Well, give the junky little NAT boxes their due. Grubby little home networks running windoze on one or a few computers cause a lot less trouble in the world when there is a junky little NAT box between the house LAN and the big world outside. Better ways to do it? Absolutely! Easier, cheaper and more widely methods that at least squelch a good bit of the crap? Maybe not...
> Also, it is good to control the Internet addressable devices on your network
> by putting them behind a NAT device. That way you have less devices to
> concern yourself about that are directly addressable when they most likely
> need not be. You can argue that you can do the same with a firewall and a
> default deny policy but it's a hell of a lot easier to sneak packets past a
> firewall when you have a directly addressable target behind it than when
> it's all anonymous because it's NATed and the real boxes are on RFC1918.

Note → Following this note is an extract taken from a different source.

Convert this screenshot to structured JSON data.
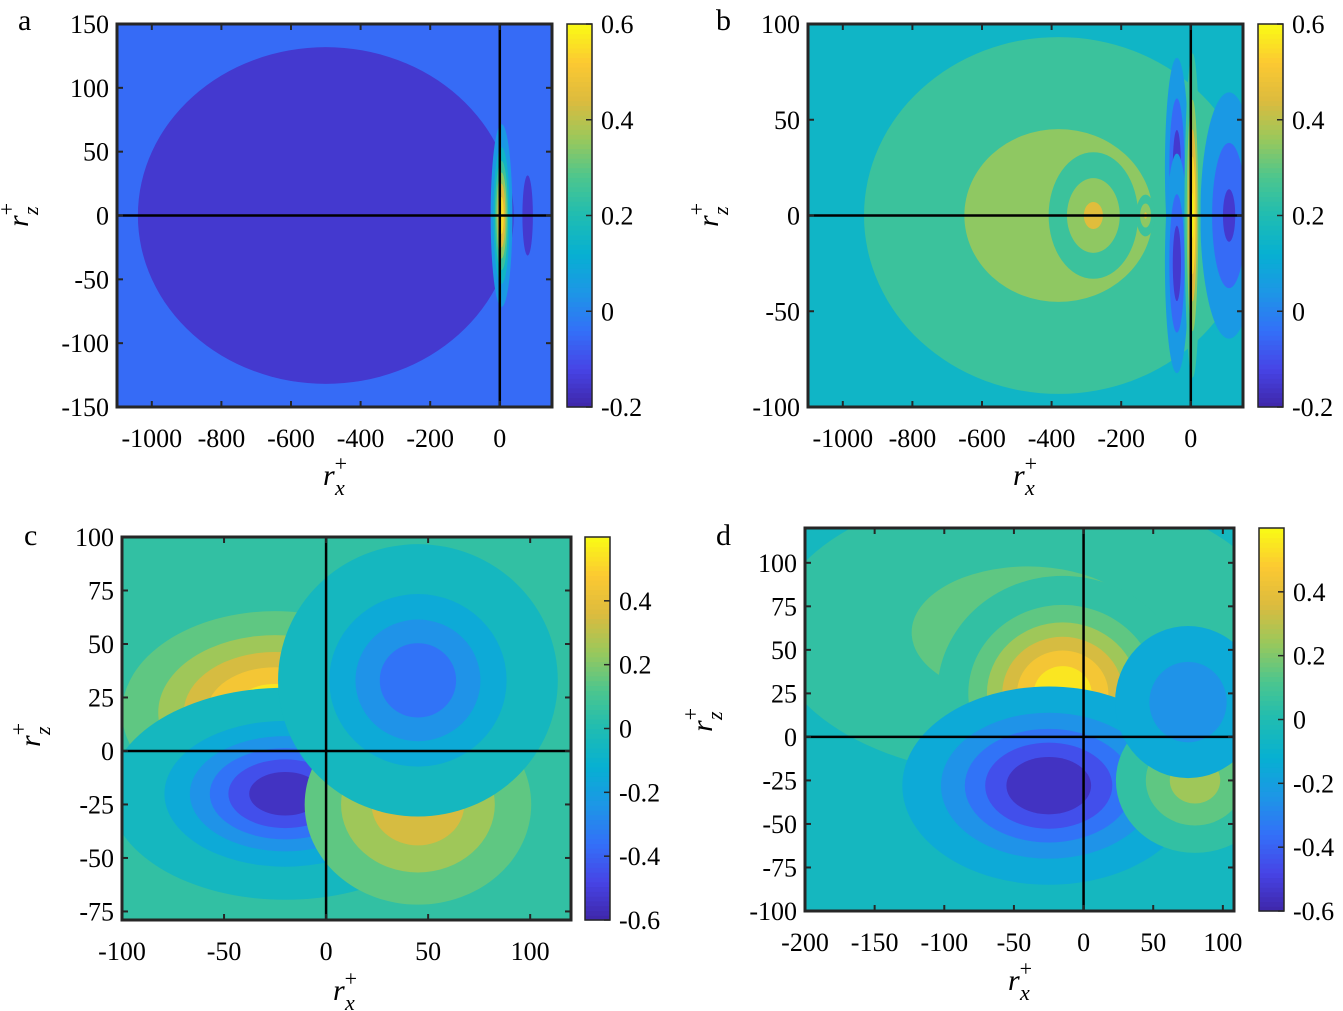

This is patently untrue. Using a firewall such as CheckPoint, which
integrates NAT into the object definition, makes it just as likely to
accidentally allow traffic to a NAT'd address as it does a real address.
Either you are allowing access to the _object_ or you are not.
If you start messing with the NAT table directly then you open up another
can of worms- namely additional complexity and a greater opportunity for
mistakes.
> So really, those who do not think there is a security gain from NATing don't
> see the big picture.
We see the big picture- we see applications with a ton of extra code to
handle NAT- code that may contain mistakes and end up being compromised.
We see firewalls that need more code to handle NAT'd applications- code
that contains mistakes and can be compromised.
We see firewall rule sets that are more complicated and make less than if
NAT were not involved.
We see security/performance problems that are harder to troubleshoot
because we have to dig through a NAT table to figure out which connection
is which.
Keep it simple. NAT is a terrible terrible hack- and it's sad that it's
become so accepted in the maintsream.